Is Ellie Kemper Really a KKK Princess? The Racist History of the Veiled Prophet Ball
For many years, fans have known Ellie Kemper as the lovable receptionist Erin Hannon in The Office or the star of Netflix‘s The Unbreakable Kimmy Schmidt. But before Kemper got her start as an actor in Hollywood, she had a different title: the Queen of Love and Beauty at the Veiled Prophet debutante ball in St. Louis, Missouri.
Ellie Kemper comes from a wealthy, well-connected family in Missouri
Ellie Kemper was born in Kansas City, Missouri and grew up primarily in the city of St. Louis. Her father David was the chairman and CEO of the Commerce Bank holding company, founded by the Kemper family in 1903. She is the granddaughter of Mildred Lane Kemper, namesake of the Mildred Lane Kemper Art Museum at Washington University in St. Louis and the great-great-granddaughter of Commerce Bank founder and railroad magnate William Thornton Kemper, Sr.
Kemper grew up in the affluent St. Louis suburb of Ladue and went on to study English at Princeton University. While she was a freshman at the Ivy League school, Kemper came back home for the holidays in December to participate in a local debutante ball known as the Veiled Prophet Ball. The Veiled Prophet Organization was founded by “elite” St. Louis residents in 1878 and had both covert and overt ties to the Confederacy — and later, the Ku Klux Klan.

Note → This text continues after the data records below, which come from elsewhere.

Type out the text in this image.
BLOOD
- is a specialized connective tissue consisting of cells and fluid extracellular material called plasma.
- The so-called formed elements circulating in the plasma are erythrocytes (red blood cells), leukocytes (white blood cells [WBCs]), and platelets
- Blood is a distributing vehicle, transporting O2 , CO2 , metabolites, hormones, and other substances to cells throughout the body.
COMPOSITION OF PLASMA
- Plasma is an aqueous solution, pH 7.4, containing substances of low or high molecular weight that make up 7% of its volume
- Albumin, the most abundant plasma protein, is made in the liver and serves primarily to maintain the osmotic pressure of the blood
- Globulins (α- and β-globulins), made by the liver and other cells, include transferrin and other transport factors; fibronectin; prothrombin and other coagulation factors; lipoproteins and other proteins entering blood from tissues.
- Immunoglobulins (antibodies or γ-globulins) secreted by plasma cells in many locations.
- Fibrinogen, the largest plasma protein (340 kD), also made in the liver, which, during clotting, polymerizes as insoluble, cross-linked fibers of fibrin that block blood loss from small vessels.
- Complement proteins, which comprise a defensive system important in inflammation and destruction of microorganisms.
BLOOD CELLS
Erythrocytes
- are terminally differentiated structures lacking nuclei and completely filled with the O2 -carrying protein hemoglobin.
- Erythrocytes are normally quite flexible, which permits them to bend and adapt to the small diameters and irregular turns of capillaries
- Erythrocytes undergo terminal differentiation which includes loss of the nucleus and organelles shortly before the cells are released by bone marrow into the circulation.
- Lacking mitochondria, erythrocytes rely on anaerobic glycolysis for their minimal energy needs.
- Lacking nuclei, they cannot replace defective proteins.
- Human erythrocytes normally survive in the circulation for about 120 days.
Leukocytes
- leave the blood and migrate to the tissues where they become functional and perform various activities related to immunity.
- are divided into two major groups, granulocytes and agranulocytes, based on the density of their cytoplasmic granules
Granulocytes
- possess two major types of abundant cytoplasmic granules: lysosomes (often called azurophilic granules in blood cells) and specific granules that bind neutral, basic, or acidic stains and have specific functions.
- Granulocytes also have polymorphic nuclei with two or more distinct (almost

Ellie Kemper was the Veiled Prophet Organization’s Queen of Love and Beauty
Every year since its founding, the Veiled Prophet Organization chooses one member to serve as the “Veiled Prophet of Khorassan” and preside over the Veiled Prophet Ball and its approximately 2,000 attendees. The event highlights over 50 young debutantes making their debut in St. Louis society, and are often walked down the aisle by notable local businessmen — usually a friend of their father’s — to bow in front of the Veiled Prophet.
Five debutantes are then chosen by the Veiled Prophet to be the Special Maids of Honor of the “Veiled Prophet’s Court of Honor.” Finally, one of the young women is crowned the “Queen of Love and Beauty” and is presented with lavish gifts such as a tiara or pearls, some of which went on to become family heirlooms.
In 1999, Ellie Kemper was crowned the Queen of Love and Beauty at the 105th Veiled Prophet Ball. A December 1999 piece in the St. Louis Post-Dispatch reported on Kemper being awarded the title. “She wore a white satin square-neck gown designed by Tomasina and purchased at Saks Fifth Avenue,” the article described. “Her interests include running and musical theater.”
The Veiled Prophet Organization has links to the Ku Klux Klan
For many of its early years, the Veiled Prophet Ball was also accompanied by a parade and fair. During the first-ever parade procession, the Missouri Republican newspaper reported that the Veiled Prophet wore a white hood and robe and was armed with a pistol and rifle. The outfit resembled the uniform that was eventually adopted by the Ku Klux Klan in 1915.
The Veiled Prophet organization was founded by former Confederate soldier Charles Slayback together with his brother Alonzo, also a former Confederate soldier. Slayback created a mythology for a secret elite society centered around a mystical veiled figure whose home base is in St. Louis. From its founding, the Veiled Prophet Organization (officially called the Mystic Order of the Veiled Prophet of the Enchanted Realm) was restricted to “elite” members of St. Louis society, which meant white at the time. Throughout its lengthy history, the organization has excluded Black Americans, Jewish Americans, Irish Americans, and other groups from joining its ranks.
A 2014 article in The Atlantic outlined the problematic history of the Veiled Prophet Ball and the many instances of racial violence that it has spurred throughout its history. In 1995, the annual Veiled Prophet fair was rebranded to Fair St. Louis. According to the city of St. Louis website, the traditional Veiled Prophet celebration “represented for St. Louisans a perceived link between different components of the community in a holiday celebration, while also reinforcing the notion of a benevolent cultural elite.”
Showbiz Cheatsheet has reached out to Ellie Kemper’s representatives for comment.